Borat bites back
Sacha Baron Cohen has responded to legal threats over his Kazakh TV reporter Borat – by further mocking the Asian country.
The government of Kazakhstan threatened to take Cohen to court after his creation hosted the MTV Europe awards. They were furious about his jokey references to shooting dogs for fun and subjugating women, and claimed he might be serving political orders to tarnish their nation's reputation.
Now he has posted a response – in character - on Borat's official website, www.borat.kz.
He recorded a short message saying: 'I like to state, I have no connection with Mr Cohen and fully support my government's position to sue this Jew.
'Since 2003 ... Kazakhstan is as civilized as any other country in the world. Women can now travel on inside of bus, homosexuals no longer have to wear blue hat and age of consent has been raised to eight years old.'
After the MTV awards, Kazakh Foreign Ministry spokesman Yerzhan Ashykbayev said: ‘We do not rule out that Mr Cohen is serving someone's political order designed to present Kazakhstan and its people in a derogatory way.’
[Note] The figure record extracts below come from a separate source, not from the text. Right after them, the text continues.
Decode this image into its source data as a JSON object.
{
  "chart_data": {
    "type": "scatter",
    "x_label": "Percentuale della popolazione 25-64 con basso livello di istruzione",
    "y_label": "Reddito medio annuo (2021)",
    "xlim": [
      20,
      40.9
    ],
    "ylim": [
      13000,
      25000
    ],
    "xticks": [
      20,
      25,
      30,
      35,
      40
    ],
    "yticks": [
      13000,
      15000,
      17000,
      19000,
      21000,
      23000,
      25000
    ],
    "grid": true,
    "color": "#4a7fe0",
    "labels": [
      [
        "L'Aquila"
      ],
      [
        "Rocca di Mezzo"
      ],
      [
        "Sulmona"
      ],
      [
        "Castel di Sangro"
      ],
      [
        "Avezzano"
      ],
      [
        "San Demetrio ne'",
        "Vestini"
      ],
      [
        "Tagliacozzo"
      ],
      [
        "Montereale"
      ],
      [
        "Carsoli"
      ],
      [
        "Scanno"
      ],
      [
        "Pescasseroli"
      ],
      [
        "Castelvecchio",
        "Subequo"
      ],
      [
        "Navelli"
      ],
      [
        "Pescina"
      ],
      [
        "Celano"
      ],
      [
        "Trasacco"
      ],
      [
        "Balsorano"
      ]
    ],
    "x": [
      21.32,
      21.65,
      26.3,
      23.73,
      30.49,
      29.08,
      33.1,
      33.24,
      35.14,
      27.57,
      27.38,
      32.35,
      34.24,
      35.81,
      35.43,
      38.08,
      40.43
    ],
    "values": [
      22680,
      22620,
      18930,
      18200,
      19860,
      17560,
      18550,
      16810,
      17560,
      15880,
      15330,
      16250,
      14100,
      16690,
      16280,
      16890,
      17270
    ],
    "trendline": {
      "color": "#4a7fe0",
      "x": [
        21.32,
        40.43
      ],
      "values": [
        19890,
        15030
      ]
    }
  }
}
‘We view Mr Cohen's behaviour at the MTV Europe Music Awards as utterly unacceptable, being a concoction of bad taste and ill manners which is completely incompatible with ethics and civilised behaviour.
‘We reserve the right to any legal action to prevent new pranks of the kind.’
Kazakhstan’s Embassy has previously complained of his portrait of the world’s ninth largest country as ‘a land of Stone Age people who mistreat women and hate Jews’.